Es zeigt sich dann der andere Mensch, der auch noch in uns steckt: Der Faulenzer,
der keinen antreiben muß, nicht mal sich selber. Und der Entdecker,
der neue Landschaften unter die Füße nimmt oder neue Rezepte
ausprobiert oder eine neue Sprache kennen lernen will.
Urlaub ist Erlaubnis, sich vom Dienst zu entfernen.

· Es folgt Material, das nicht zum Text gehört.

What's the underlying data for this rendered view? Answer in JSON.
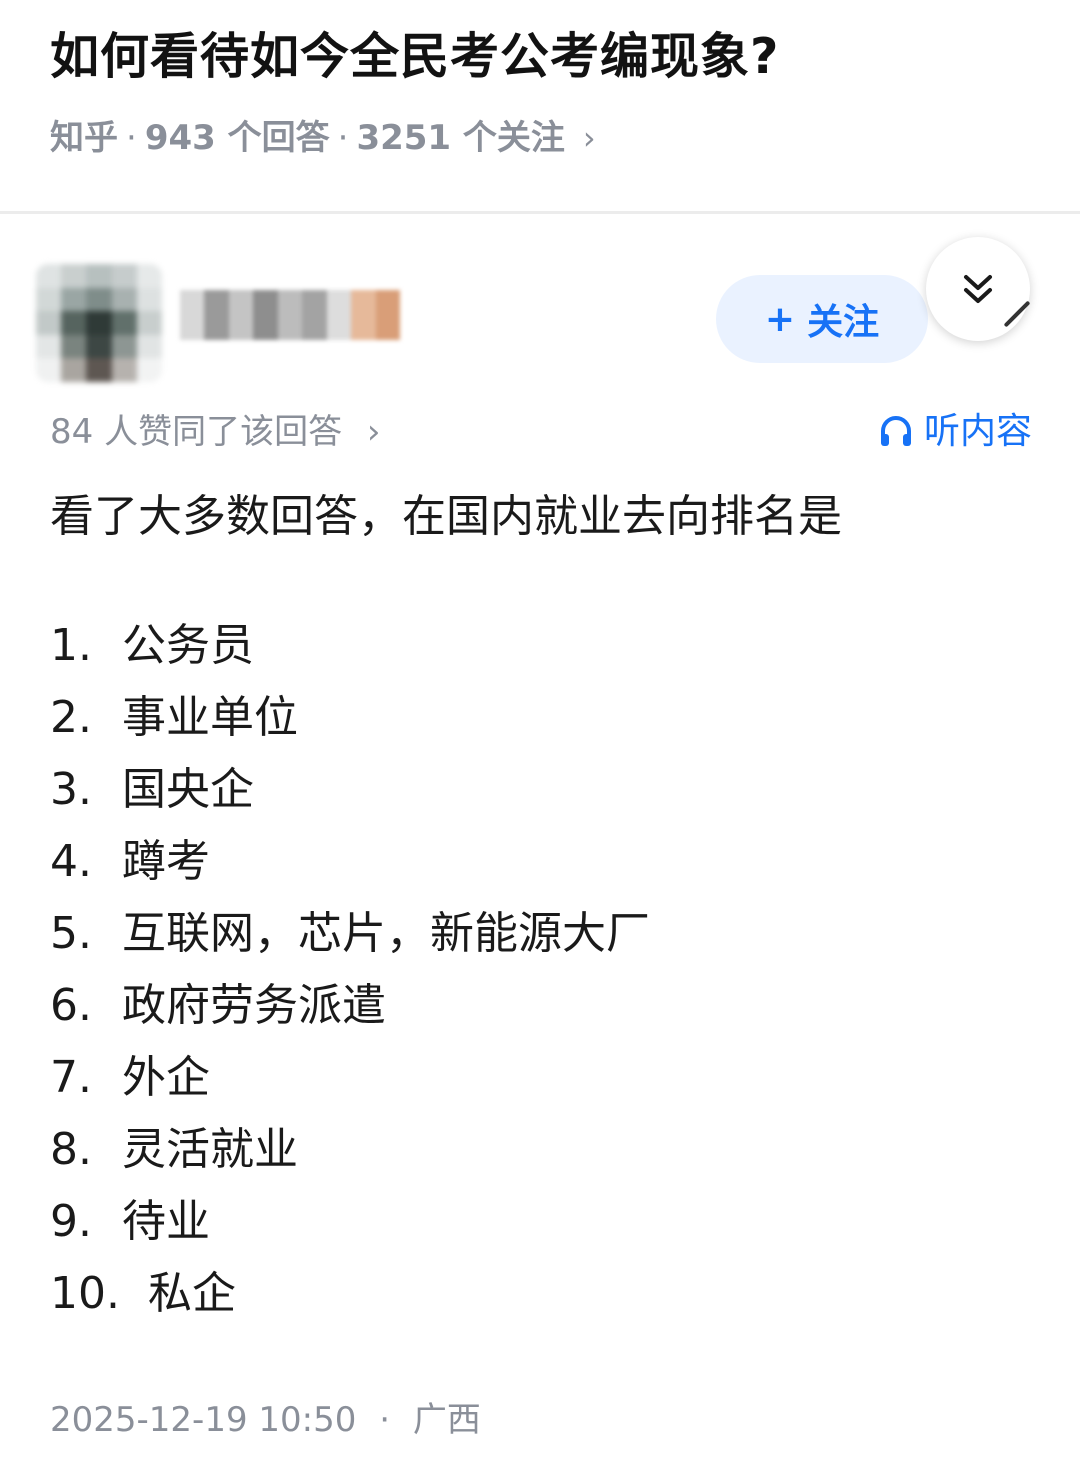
{
  "question": {
    "title": "如何看待如今全民考公考编现象?",
    "source": "知乎",
    "answers": "943 个回答",
    "followers": "3251 个关注",
    "separator": "·"
  },
  "author": {
    "follow_label": "关注",
    "follow_plus": "+"
  },
  "answer": {
    "votes": "84 人赞同了该回答",
    "listen_label": "听内容",
    "intro": "看了大多数回答，在国内就业去向排名是",
    "list": [
      {
        "num": "1.",
        "text": "公务员"
      },
      {
        "num": "2.",
        "text": "事业单位"
      },
      {
        "num": "3.",
        "text": "国央企"
      },
      {
        "num": "4.",
        "text": "蹲考"
      },
      {
        "num": "5.",
        "text": "互联网，芯片，新能源大厂"
      },
      {
        "num": "6.",
        "text": "政府劳务派遣"
      },
      {
        "num": "7.",
        "text": "外企"
      },
      {
        "num": "8.",
        "text": "灵活就业"
      },
      {
        "num": "9.",
        "text": "待业"
      },
      {
        "num": "10.",
        "text": "私企"
      }
    ],
    "datetime": "2025-12-19 10:50",
    "dot": "·",
    "location": "广西"
  },
  "colors": {
    "accent": "#1772f6",
    "meta_gray": "#8a8f99",
    "follow_bg": "#eaf2ff"
  },
  "icons": {
    "collapse": "double-chevron-down-icon",
    "listen": "headphones-icon",
    "arrow": "chevron-right-icon"
  }
}
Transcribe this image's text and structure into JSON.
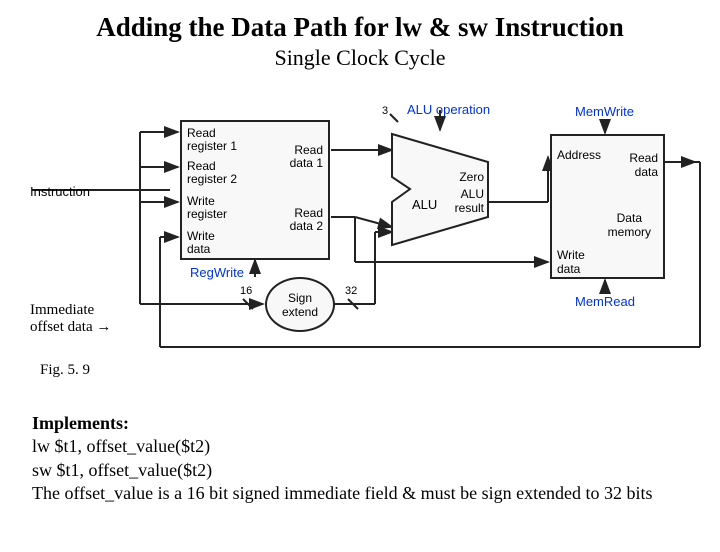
{
  "title": "Adding the Data Path for lw & sw Instruction",
  "subtitle": "Single Clock Cycle",
  "instruction_label": "Instruction",
  "regfile": {
    "in1": "Read\nregister 1",
    "in2": "Read\nregister 2",
    "in3": "Write\nregister",
    "in4": "Write\ndata",
    "out1": "Read\ndata 1",
    "out2": "Read\ndata 2"
  },
  "alu": {
    "label": "ALU",
    "zero": "Zero",
    "result": "ALU\nresult",
    "op_bits": "3",
    "op_label": "ALU operation"
  },
  "mem": {
    "address": "Address",
    "write_data": "Write\ndata",
    "read_data": "Read\ndata",
    "name": "Data\nmemory"
  },
  "signext": {
    "label": "Sign\nextend",
    "in_bits": "16",
    "out_bits": "32"
  },
  "controls": {
    "regwrite": "RegWrite",
    "memwrite": "MemWrite",
    "memread": "MemRead"
  },
  "annot": {
    "immediate": "Immediate\noffset data →",
    "figure": "Fig. 5. 9"
  },
  "description": {
    "head": "Implements:",
    "l1": "lw $t1, offset_value($t2)",
    "l2": "sw $t1, offset_value($t2)",
    "l3": "The offset_value is a 16 bit signed immediate field & must be sign extended to 32 bits"
  }
}
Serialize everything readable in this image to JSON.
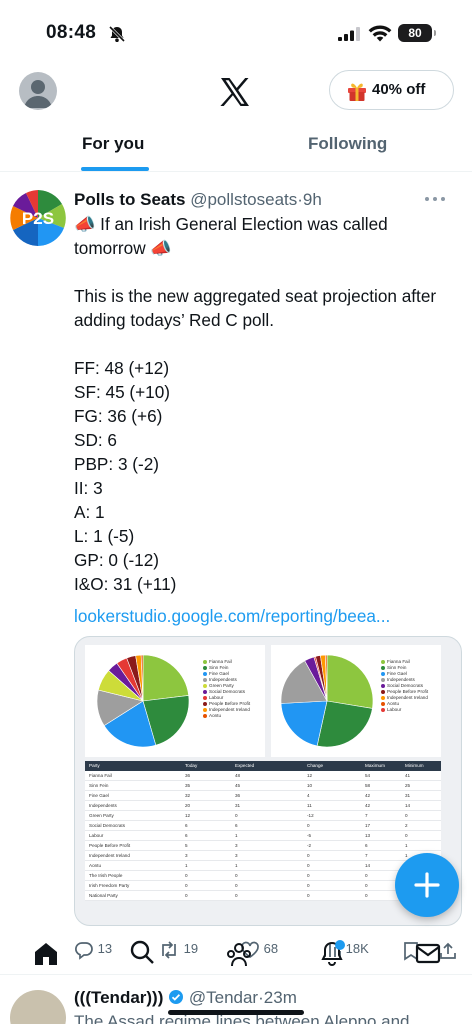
{
  "status": {
    "time": "08:48",
    "battery": "80"
  },
  "header": {
    "offer_label": "40% off"
  },
  "tabs": [
    {
      "label": "For you"
    },
    {
      "label": "Following"
    }
  ],
  "post": {
    "name": "Polls to Seats",
    "handle": "@pollstoseats",
    "time": "9h",
    "avatar_text": "P2S",
    "text": "📣 If an Irish General Election was called tomorrow 📣\n\nThis is the new aggregated seat projection after adding todays’ Red C poll.\n\nFF: 48 (+12)\nSF: 45 (+10)\nFG: 36 (+6)\nSD: 6\nPBP: 3 (-2)\nII: 3\nA: 1\nL: 1 (-5)\nGP: 0 (-12)\nI&O: 31 (+11)",
    "link": "lookerstudio.google.com/reporting/beea...",
    "card": {
      "legend_left": [
        "Fianna Fail",
        "Sinn Fein",
        "Fine Gael",
        "Independents",
        "Green Party",
        "Social Democrats",
        "Labour",
        "People Before Profit",
        "Independent Ireland",
        "Aontu"
      ],
      "legend_right": [
        "Fianna Fail",
        "Sinn Fein",
        "Fine Gael",
        "Independents",
        "Social Democrats",
        "People Before Profit",
        "Independent Ireland",
        "Aontu",
        "Labour"
      ],
      "columns": [
        "Party",
        "Today",
        "Expected",
        "Change",
        "Maximum",
        "Minimum"
      ],
      "rows": [
        [
          "Fianna Fail",
          "36",
          "48",
          "12",
          "54",
          "41"
        ],
        [
          "Sinn Fein",
          "35",
          "45",
          "10",
          "58",
          "25"
        ],
        [
          "Fine Gael",
          "32",
          "36",
          "4",
          "42",
          "31"
        ],
        [
          "Independents",
          "20",
          "31",
          "11",
          "42",
          "14"
        ],
        [
          "Green Party",
          "12",
          "0",
          "-12",
          "7",
          "0"
        ],
        [
          "Social Democrats",
          "6",
          "6",
          "0",
          "17",
          "2"
        ],
        [
          "Labour",
          "6",
          "1",
          "-5",
          "13",
          "0"
        ],
        [
          "People Before Profit",
          "5",
          "3",
          "-2",
          "6",
          "1"
        ],
        [
          "Independent Ireland",
          "3",
          "3",
          "0",
          "7",
          "1"
        ],
        [
          "Aontu",
          "1",
          "1",
          "0",
          "14",
          "0"
        ],
        [
          "The Irish People",
          "0",
          "0",
          "0",
          "0",
          "0"
        ],
        [
          "Irish Freedom Party",
          "0",
          "0",
          "0",
          "0",
          "0"
        ],
        [
          "National Party",
          "0",
          "0",
          "0",
          "0",
          "0"
        ]
      ],
      "colors": {
        "fianna_fail": "#8dc63f",
        "sinn_fein": "#2e8b3d",
        "fine_gael": "#2196f3",
        "independents": "#9e9e9e",
        "green_party": "#cddc39",
        "social_democrats": "#6a1b9a",
        "labour": "#e53935",
        "pbp": "#8b1a1a",
        "independent_ireland": "#ff9800",
        "aontu": "#e65100"
      }
    },
    "actions": {
      "replies": "13",
      "reposts": "19",
      "likes": "68",
      "views": "18K"
    }
  },
  "next_post": {
    "name": "(((Tendar)))",
    "handle": "@Tendar",
    "time": "23m",
    "text": "The Assad regime lines between Aleppo and"
  }
}
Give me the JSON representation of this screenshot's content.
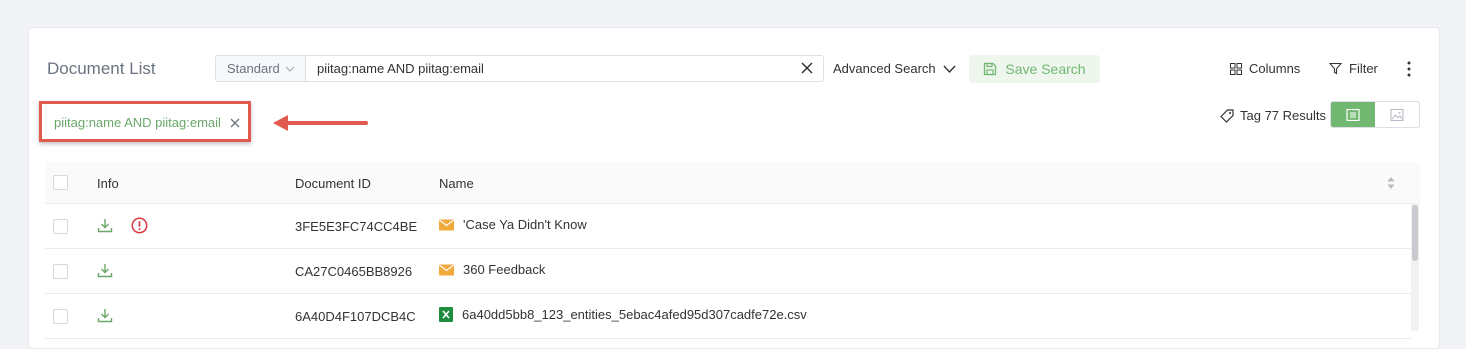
{
  "header": {
    "title": "Document List",
    "mode_select": "Standard",
    "search_value": "piitag:name AND piitag:email",
    "advanced_search": "Advanced Search",
    "save_search": "Save Search",
    "columns": "Columns",
    "filter": "Filter"
  },
  "active_tag": {
    "label": "piitag:name AND piitag:email"
  },
  "results": {
    "label": "Tag 77 Results"
  },
  "table": {
    "columns": [
      "Info",
      "Document ID",
      "Name"
    ],
    "rows": [
      {
        "id": "3FE5E3FC74CC4BE",
        "name": "'Case Ya Didn't Know",
        "type": "email",
        "warning": true
      },
      {
        "id": "CA27C0465BB8926",
        "name": "360 Feedback",
        "type": "email",
        "warning": false
      },
      {
        "id": "6A40D4F107DCB4C",
        "name": "6a40dd5bb8_123_entities_5ebac4afed95d307cadfe72e.csv",
        "type": "excel",
        "warning": false
      }
    ]
  },
  "icons": {
    "download": "download-icon",
    "warning": "warning-circle-icon",
    "email": "envelope-icon",
    "excel": "excel-file-icon",
    "tag": "tag-icon",
    "list_view": "list-view-icon",
    "image_view": "image-view-icon"
  },
  "colors": {
    "accent_green": "#72b872",
    "annotation_red": "#e05a4e",
    "warning_red": "#d9363e",
    "email_orange": "#f2a93b",
    "excel_green": "#1e8e3e"
  }
}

Tatsächlich stehen wir alle im Dienst des Lebens, müssen dem Leben
kräftig dienen, um gut von ihm zu haben. Fürchterlich, wir hätten
nur freie Zeit. Auf wessen Kosten ginge denn das? Es ist schon recht, sich
mit zu plagen, dass der Lebensacker gute Früchte bringt. Man muß
ja nicht so scharf an der Kandare sein wie der Schriftsteller Peter Handke:
"Meine Arbeit ist ein Tier, das mich in der Nacht aus dem Schlaf holt, wenn
es tagsüber nicht ganz gewissenhaft versorgt worden ist." Urlaub, Ferien,
freie Zeit, sie helfen, mich um mein persönliches Schicksal zu
kümmern. Der Alltag läuft ja meist bewusstlos, alles am Laufen
zu halten, fordert die ganze Aufmerksamkeit. Der Rest ist Zerstreuung und
Abschlaffen. Aber im Urlaub, auf langen Wegen die Flutkante längs, und
bei stillen Abenden reden sich die Seelen wieder zueinander - oder merken
ihre Leere und bitten energisch um Füllung.
Wenn wir mal völliges Entspannen und Einsinken
zulassen, fühlen wir, dass uns Freiheit zurückgegeben ist. Mal
nichts müssen, nicht mal wollen zu müssen, - sondern einfach da
sein dürfen und das wundervoll finden: Wenn du im Sand liegst und die
Körner durch die Finger rinnen lässt, dann ist das ganz von selbst
dir ein Gleichnis für die geschenkte Zeit. Und du denkst Sinn und Erfahrung
für dich, und du fühlst endlich mal wieder hin, was dir Behagen
macht. Du gehst dran, deinen inneren Schatz aufzufüllen: du liest, tauchst
in fremde Lebensläufe ein, du baust mit deinen Kindern, Enkeln eine
Strandburg, nimmst mal an einem Gottesdienst unter freiem Himmel teil. Du
liebst dich wieder, ein bißchen mehr. Du kannst Dir nicht leisten,
keinen Urlaub zu machen. Du würdest sonst verblöden. Urlaub,
möglichst von Zuhause weg, beschafft dir einen anderen Blick - einen
mit Weitwinkel. Einmal der Mühle des Alltags entronnen, weißt
du, du brauchst dich nicht sorgen um die Zukunft. Dann, wenn sie da ist,
kannst du für das Deine sorgen. Wenn schon Gott für die Spatzen
sorgt, nicht einen vergisst, dann fürchtet euch nicht, um so mehr weiß
Gott was ihr braucht. (Lukas12, 6-7). Sorget nicht. Amen.